Melissandre looked only marginally more settled when Davvos permitted her inside than when he had gone to her earlier seeking her help. She was pale and drawn but she held her head as high as she could. He only hoped her faith had not been so badly shaken that she could not use it now to save Jon.

'Ser Davvos,' she began.

He cut her off. 'I know. Just try. Please.'

'I will need some time to prepare the body. That is just as important as the actual invocations.'

'We'll hold the door. See Alliser's men won't interrupt us.'

She proceeded over to the body lying on the table and unashamedly removed the coverings, revealing the naked flesh underneath. Davvos tried not to cringe at the action. The Silent Sisters would have done the same, he reminded himself, as they prepared a body for funeral rites.

She spent an age bathing Jon's body with water and oils, removing the blood and cleaning the wounds where sword and knife had ravaged his torso. Each stroke was slow and purposeful, each wringing out of the rags red and bloody as she dipped them in the bowl of water at her side.

When she was satisfied, she took a pair of shears in her hand. She began murmuring indecipherable words as she clipped away hair from his chest, his groin, and then his head.

Davvos chanced a glance sideways at Edd, feeling the tension in the air rising as the room grew hot and smoky from the fire and the pungent oils burning. 'Think I'll have some of that ale, now,' he said. Edd silently left his side and returned shortly after with two horns of strong ale.
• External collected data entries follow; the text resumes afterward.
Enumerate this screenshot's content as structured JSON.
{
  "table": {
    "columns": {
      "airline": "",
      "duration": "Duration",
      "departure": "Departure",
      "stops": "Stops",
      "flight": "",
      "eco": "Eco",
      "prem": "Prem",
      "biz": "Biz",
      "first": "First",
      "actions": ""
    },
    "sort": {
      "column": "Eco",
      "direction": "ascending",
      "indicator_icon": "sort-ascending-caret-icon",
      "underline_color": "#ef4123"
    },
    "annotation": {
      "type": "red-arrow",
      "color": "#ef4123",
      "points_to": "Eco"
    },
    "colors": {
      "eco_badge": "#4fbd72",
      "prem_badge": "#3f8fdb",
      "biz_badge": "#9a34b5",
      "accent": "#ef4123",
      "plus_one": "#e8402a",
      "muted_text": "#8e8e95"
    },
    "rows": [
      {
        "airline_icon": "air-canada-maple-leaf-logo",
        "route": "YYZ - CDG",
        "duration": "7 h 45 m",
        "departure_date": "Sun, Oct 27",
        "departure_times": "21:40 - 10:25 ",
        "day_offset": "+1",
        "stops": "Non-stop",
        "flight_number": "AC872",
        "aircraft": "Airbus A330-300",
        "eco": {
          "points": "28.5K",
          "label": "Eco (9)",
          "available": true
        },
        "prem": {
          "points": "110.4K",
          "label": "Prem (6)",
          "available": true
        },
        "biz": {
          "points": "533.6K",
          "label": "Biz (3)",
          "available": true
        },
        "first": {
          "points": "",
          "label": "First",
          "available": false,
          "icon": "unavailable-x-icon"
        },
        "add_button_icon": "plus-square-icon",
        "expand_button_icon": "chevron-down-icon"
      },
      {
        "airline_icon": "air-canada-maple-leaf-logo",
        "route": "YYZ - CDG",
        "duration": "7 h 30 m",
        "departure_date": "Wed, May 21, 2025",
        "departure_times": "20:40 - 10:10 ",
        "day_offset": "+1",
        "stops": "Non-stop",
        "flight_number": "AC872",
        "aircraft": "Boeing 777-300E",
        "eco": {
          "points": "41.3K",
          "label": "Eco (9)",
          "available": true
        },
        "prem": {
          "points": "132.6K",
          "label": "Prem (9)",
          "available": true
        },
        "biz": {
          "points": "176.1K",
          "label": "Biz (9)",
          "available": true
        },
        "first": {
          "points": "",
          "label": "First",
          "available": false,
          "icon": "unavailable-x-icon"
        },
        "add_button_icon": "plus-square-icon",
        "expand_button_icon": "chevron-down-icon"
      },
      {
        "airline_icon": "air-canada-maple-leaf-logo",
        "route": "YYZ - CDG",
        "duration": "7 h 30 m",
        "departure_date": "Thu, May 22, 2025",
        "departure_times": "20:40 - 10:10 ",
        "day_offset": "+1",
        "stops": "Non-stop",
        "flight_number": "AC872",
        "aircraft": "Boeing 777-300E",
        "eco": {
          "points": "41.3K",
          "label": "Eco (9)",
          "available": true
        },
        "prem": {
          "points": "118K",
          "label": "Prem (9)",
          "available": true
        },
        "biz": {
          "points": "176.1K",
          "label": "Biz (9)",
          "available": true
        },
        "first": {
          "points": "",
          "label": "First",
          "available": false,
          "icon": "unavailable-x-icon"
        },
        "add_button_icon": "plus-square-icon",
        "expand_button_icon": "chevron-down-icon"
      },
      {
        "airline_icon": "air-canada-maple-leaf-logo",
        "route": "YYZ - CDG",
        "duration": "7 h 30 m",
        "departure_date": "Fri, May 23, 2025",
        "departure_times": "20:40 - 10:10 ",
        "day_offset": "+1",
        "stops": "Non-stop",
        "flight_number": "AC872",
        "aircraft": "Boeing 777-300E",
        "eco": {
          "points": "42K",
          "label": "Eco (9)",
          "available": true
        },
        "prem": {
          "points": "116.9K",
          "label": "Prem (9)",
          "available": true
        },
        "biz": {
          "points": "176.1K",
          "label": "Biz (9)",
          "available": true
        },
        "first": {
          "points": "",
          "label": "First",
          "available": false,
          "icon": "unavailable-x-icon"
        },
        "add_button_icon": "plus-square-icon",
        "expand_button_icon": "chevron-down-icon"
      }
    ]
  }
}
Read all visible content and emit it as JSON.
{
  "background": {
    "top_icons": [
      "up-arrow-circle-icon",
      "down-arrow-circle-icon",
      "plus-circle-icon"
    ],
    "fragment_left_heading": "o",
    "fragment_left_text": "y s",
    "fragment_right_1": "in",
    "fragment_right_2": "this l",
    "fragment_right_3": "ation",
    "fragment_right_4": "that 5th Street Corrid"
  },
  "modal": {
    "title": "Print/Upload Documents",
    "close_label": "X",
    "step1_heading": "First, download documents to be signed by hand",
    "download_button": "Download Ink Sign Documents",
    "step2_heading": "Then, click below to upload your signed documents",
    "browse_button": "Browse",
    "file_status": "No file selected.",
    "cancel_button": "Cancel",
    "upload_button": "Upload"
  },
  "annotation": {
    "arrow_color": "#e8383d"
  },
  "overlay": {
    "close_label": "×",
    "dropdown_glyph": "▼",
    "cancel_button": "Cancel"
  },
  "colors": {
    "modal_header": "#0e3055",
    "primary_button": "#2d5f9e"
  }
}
Both men downed them quickly, neither receiving any comfort from the alcohol as the Red Woman continued her ministrations. There wasn't a drink in the entire Seven Kingdoms that could fortify them for what was to come.

Melissandre set down the shears and came to stand at the head of the table, gripping Jon's head in her hands as she stood over it. Her fiery red eyes looked up and locked onto Davvos, a silent question on her lips. This was it, he realised. The moment he had to choose whether to stop this, or to put faith in a God he didn't believe in. Before he could change his mind, he nodded.